Le lendemain, nous montâmes au grenier, Mlle Brasier et moi. Ce grenier était situé entre les deux tourelles. Je fis un choix parmi les différentes œuvres d’art que je possédais.

Au moment où nous nous préparions à quitter le grenier, Mlle Brasier me demanda, en indiquant un grand cadre qui avait été placé debout près du mur, à l’une des extrémités de la pièce :

— Qu’est-ce donc que ce cadre ? Une peinture à l’huile, n’est-ce pas !

— Oui, répondis-je, c’est une peinture à l’huile… ou plutôt, un portrait.

— Un portrait ? Vraiment ?

— Le portrait de l’une de mes ancêtres, repris-je ; il m’a été légué par tante Marguerite (Mme Tudor, vous savez), à sa mort.
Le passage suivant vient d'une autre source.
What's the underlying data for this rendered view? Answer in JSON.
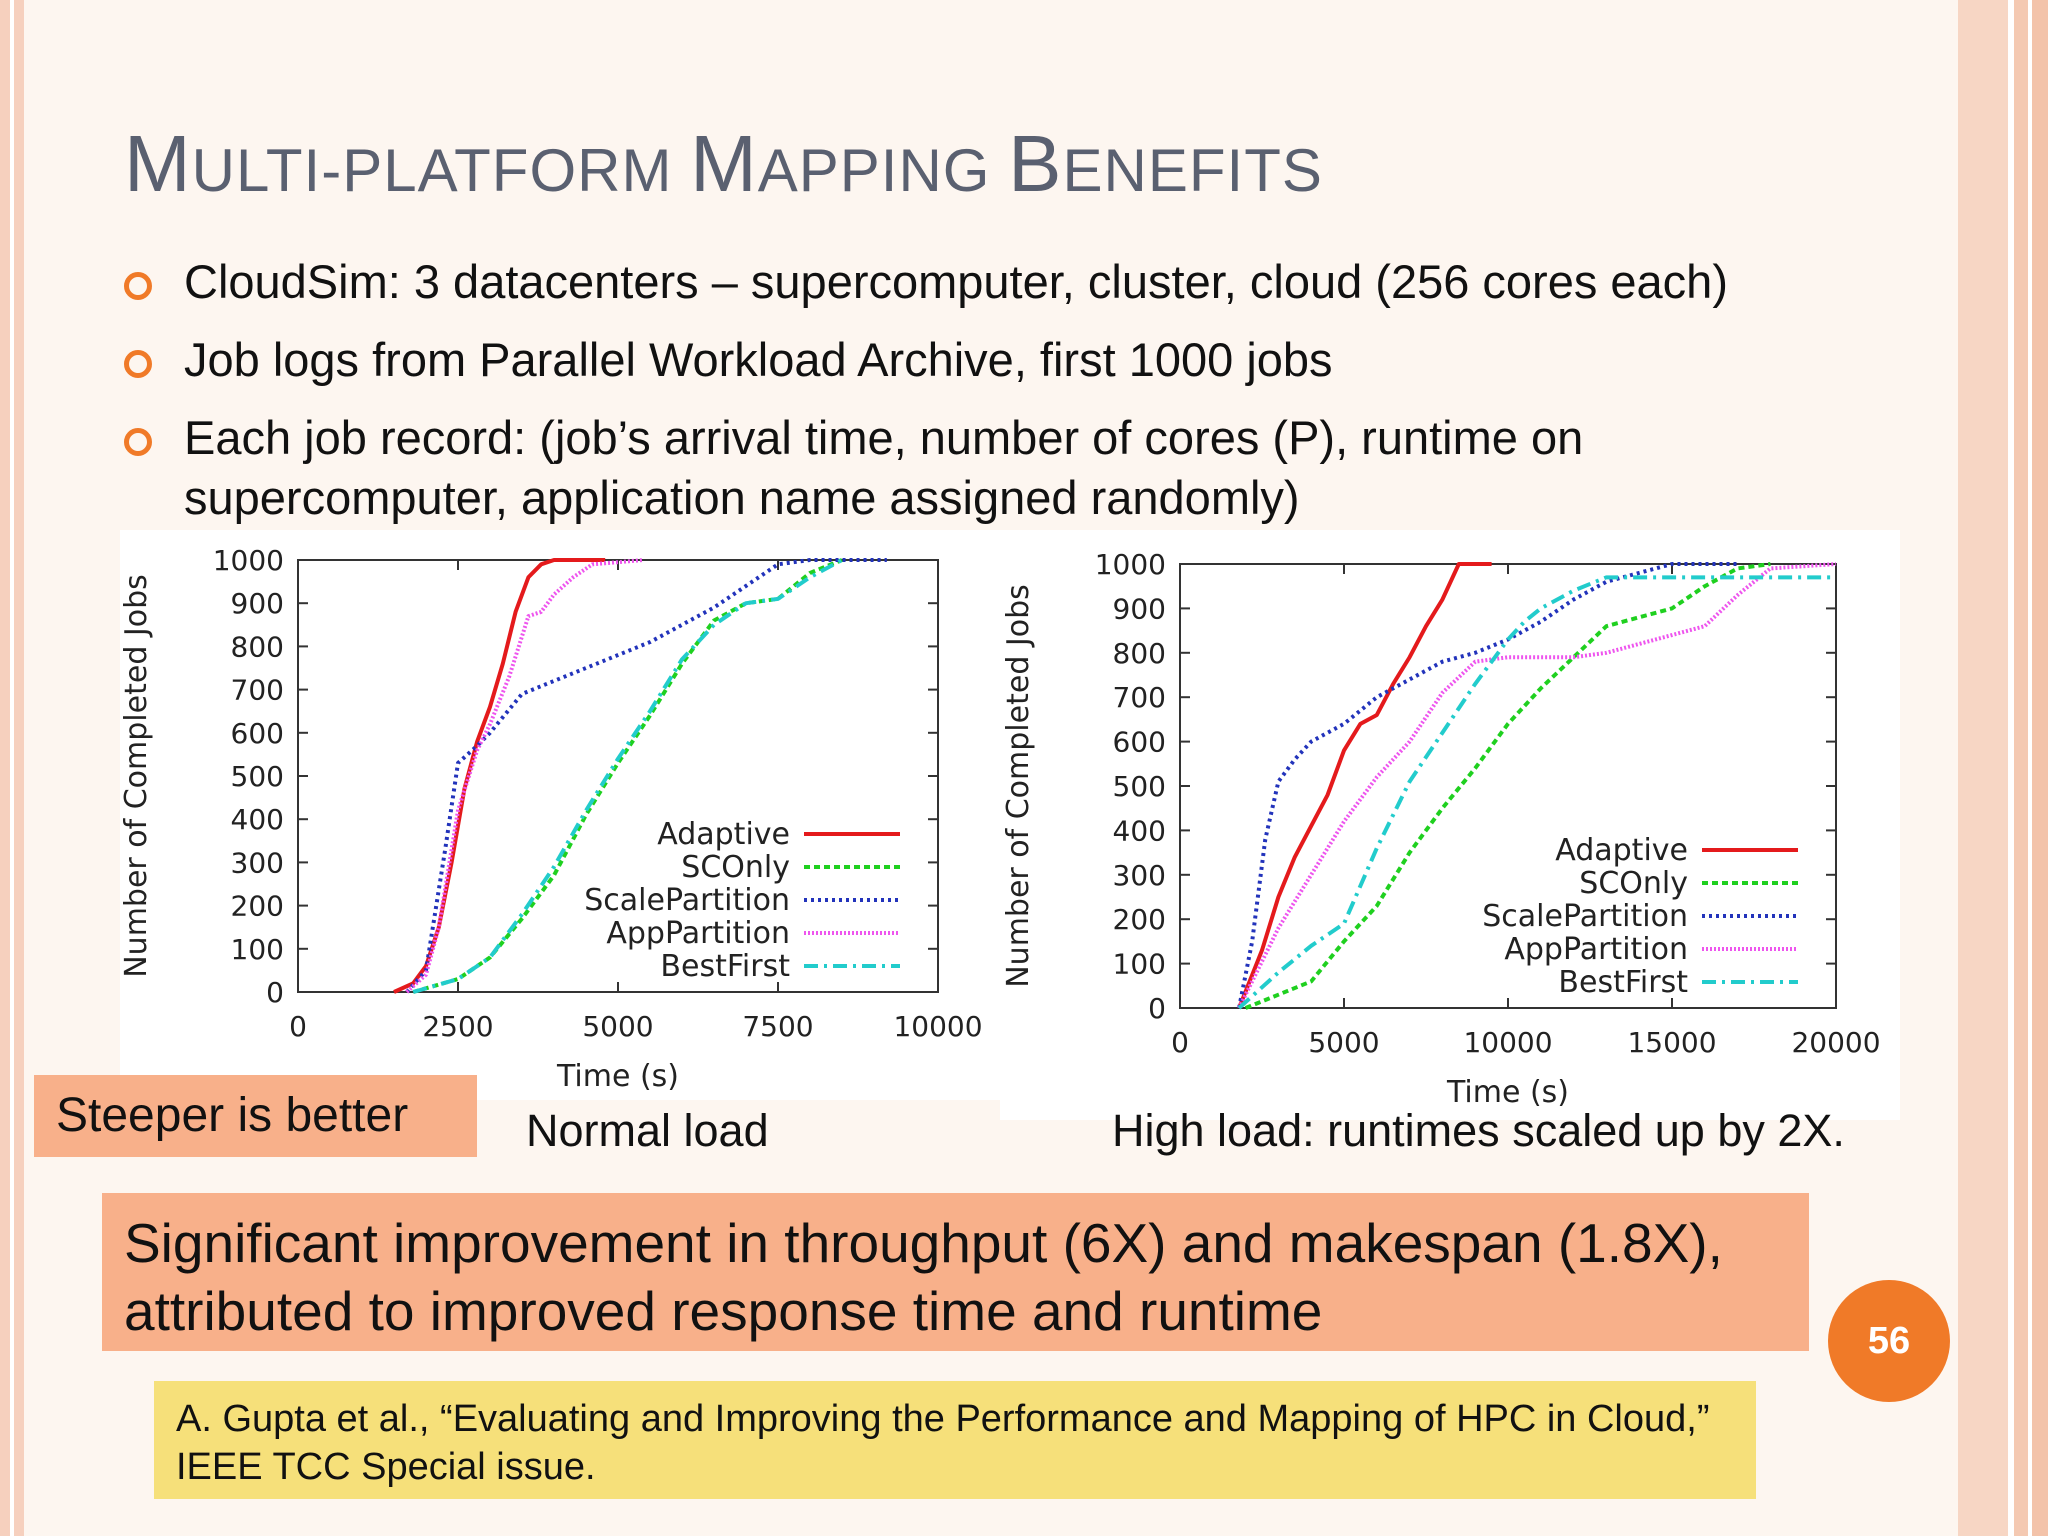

Veuillez m’aider à tourner cette peinture du côté de la lumière, Mlle Brasier.

Quoique le cadre fut très grand, il était léger, et bientôt, le portrait était placé de manière à ce qu’on put le voir clairement.

— Mais ! C’est un chef-d’œuvre, un vrai chef-d’œuvre ! s’écria ma compagne, et je ne comprends pas pourquoi il est relégué dans un coin du grenier ainsi ! S’il était suspendu au-dessus du foyer, dans le studio plutôt !

— Je… Je ne sais pas… commençai-je.

— Votre ancêtre était belle, très belle, Mme Duverney, continua Mlle Brasier ; ne trouvez-vous pas ?

— Je vous dirai bien… balbutiai-je, que… que je… je n’aime guère ce… ce portrait…

— Pourquoi cela ! Il est magnifique, magnifique, selon moi !… Il est vrai que je ne m’y entends pas beaucoup ; mais il me semble que cette peinture doit être d’une grande valeur…

— Elle a été évaluée à cinq cents dollars, me dit-on.

— Cinq cents dollars ! Tant que cela ! Une fortune, quoi !… Il y a une chose cependant qui déplaît dans le visage, si réellement beau de votre ancêtre, Mme Duverney… Les yeux… ils sont durs… moqueurs… même un tant soit peu méchants… N’est-ce pas là votre opinion, à vous aussi, Mme Duverney ?

— Oui, c’est là mon opinion… La bouche aussi est cruelle, fis-je en observant le portrait ; ne le pensez-vous pas ?

— Oui… un peu… Mais ce sont les yeux surtout qui déplaisent.

— Je vous l’ai dit, Mlle Brasier, je n’aime pas ce portrait… Le fait est que je le déteste, et, ajoutai-je avec un sourire amusé, vous finirez par le détester, vous-même, avant qu’il soit longtemps.

— Le détester ? Non pas ! Oh ! suspendons le portrait de votre ancêtre dans le studio, voulez-vous ?

— Comme il vous plaira, répondis-je.

Ainsi que je l’ai dit plus haut, quoique le cadre fut très grand, il ne pesait guère, conséquemment, nous parvînmes, à nous deux, à le descendre dans la salle d’entrée et je donnai ordre immédiatement à Zeus de le suspendre au-dessus de la cheminée ; en moins de cinq minutes, ce fut fait.

— Je me demande pour quelle raison vous souriez ainsi, Mme Duverney ! s’écria Mlle Brasier, souriant elle-même, par sympathie. Quelque chose vous amuse considérablement… et ce quelque chose se rapporte au portrait de votre ancêtre, j’en suis sûre… Ne me direz-vous pas ce qui vous égaie tant ?

— À quoi bon ! répondis-je. Vous découvrirez bien vite ce qui en est, ajoutai-je, riant de grand cœur, cette fois.

Je savais si bien la surprise… pas du tout agréable, qui attendait ma compagne ; une surprise concernant le portrait de mon ancêtre ; je pressentais aussi que Mlle Brasier perdrait beaucoup de son enthousiasme pour le chef-d’œuvre en question, et cela sous très peu.